Plutôt pas mal cet album. La situation est originale : comment le joli coeur va-t-il vivre dans cet environnement fait pour les femmes ? Le nouveau Robinson Crusoé devient l'esclave des Amazones, étonnées par son talent culinaire. Mais un autre défi l'attend : ces dames lui commandent une belle histoire à raconter chaque soir. Au cours de l'histoire présente, quelques retours en arrière dévoilent les essais amoureux, pas toujours réussis, du jeune Céleste.

Le dessin est souvent anguleux : le héros est un grand maigre au physique sec. Les couleurs conservent un teint franchement mat qui laissent l'ensemble peut-être un peu froid.

Original dans le scénario et intéressant.

Marc Suquet


  

La sirène des pompiers

HUBERT, ZANZIM

Dargaud, 2006
Collection Poisson Pilote



Gélinet, un peintre sans grande imagination du Paris du début du siècle, reste fort peu apprécié de la critique et notamment de l'intransigeant Fulmel. Prêt à se suicider, il tombe sur une sirène en mal de Paris et qui le sauve de la noyade. La représentation de la sirène l'entraîne sur les chantiers de la gloire artistique et ce d'autant plus que ce premier succès va déclencher une mode, le tout Paris souhaitant se faire représenter avec un corps de sirène.
Mais Gélinet prend la grosse tête et la sirène s'en détache, préférant des peintures plus simples, mais qui lui parlent.

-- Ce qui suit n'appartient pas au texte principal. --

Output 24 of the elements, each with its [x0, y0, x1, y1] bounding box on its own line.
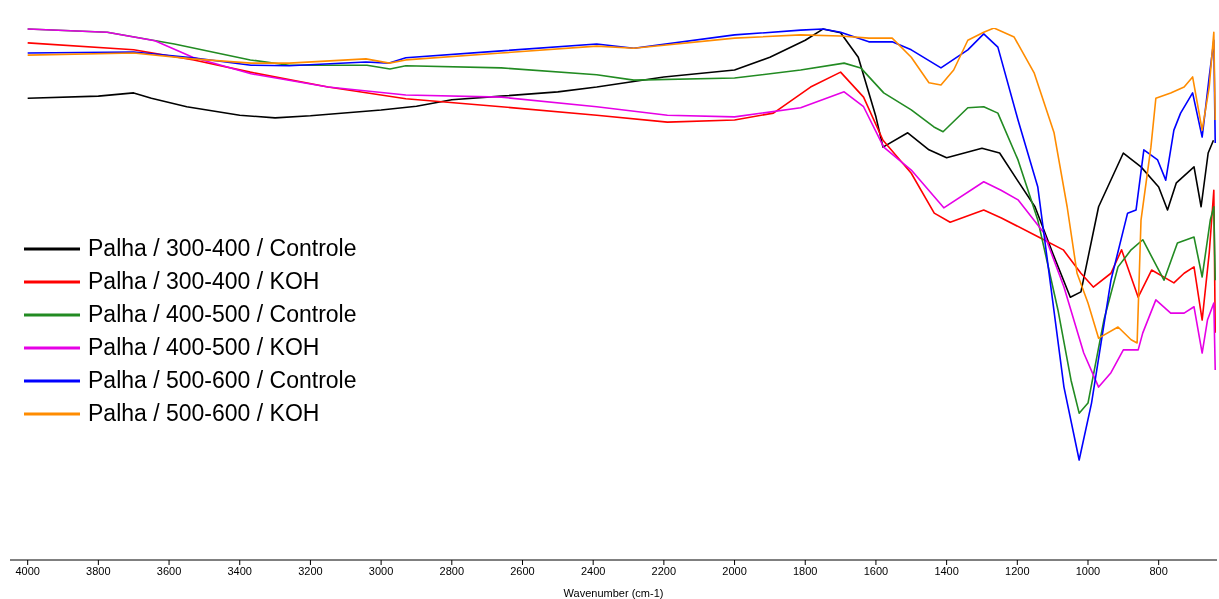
- x-axis-title: Wavenumber (cm-1): [563, 587, 664, 599]
- x-tick-label: 3600: [156, 564, 182, 577]
- legend-label: Palha / 400-500 / Controle: [88, 300, 357, 329]
- x-tick-label: 2400: [580, 564, 606, 577]
- x-tick-label: 3400: [227, 564, 252, 577]
- x-tick-label: 3200: [298, 564, 323, 577]
- x-tick-label: 2600: [510, 564, 535, 577]
- legend-label: Palha / 500-600 / KOH: [88, 399, 320, 428]
- x-tick-label: 3000: [368, 564, 394, 577]
- x-tick-label: 1000: [1075, 564, 1101, 577]
- x-tick-label: 2800: [439, 564, 465, 577]
- x-tick-label: 1400: [934, 564, 959, 577]
- x-tick-label: 800: [1149, 564, 1168, 577]
- x-tick-label: 3800: [86, 564, 111, 577]
- x-tick-label: 1800: [793, 564, 818, 577]
- legend-label: Palha / 300-400 / KOH: [88, 267, 320, 296]
- legend-label: Palha / 400-500 / KOH: [88, 333, 320, 362]
- legend-label: Palha / 300-400 / Controle: [88, 234, 357, 263]
- legend-label: Palha / 500-600 / Controle: [88, 366, 357, 395]
- x-tick-label: 1200: [1005, 564, 1030, 577]
- x-tick-label: 2200: [651, 564, 677, 577]
- x-tick-label: 2000: [722, 564, 747, 577]
- x-tick-label: 4000: [15, 564, 40, 577]
- x-tick-label: 1600: [863, 564, 889, 577]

C'est mignonnet : l'histoire est gentillette avec le bien d'un coté sorti de l'océan et le mal de l'autre, l'imbécile Gélinet qui se laisse monter la tête par une société faite d'artificialité. L'histoire ne possède pas grand rebondissement : c'est celle de la gentille amante qui va aimer son pur héros alors que celui-ci va progressivement la délaisser, ingrat qu'il est, le salaud ! Bien sûr, la sirène reviendra à la mer puis séduira un jeune peintre tout de pureté vêtu. C'est un peu enfantin.
Les personnages sont caricaturaux, campés dans leurs rôles de bien ou de mal. Le dessin est simple et sans trop de détail. Alors on ne s'y embête pas mais mignonnet est bien l'impression que l'on conserve à la sortie de la lecture de cet album.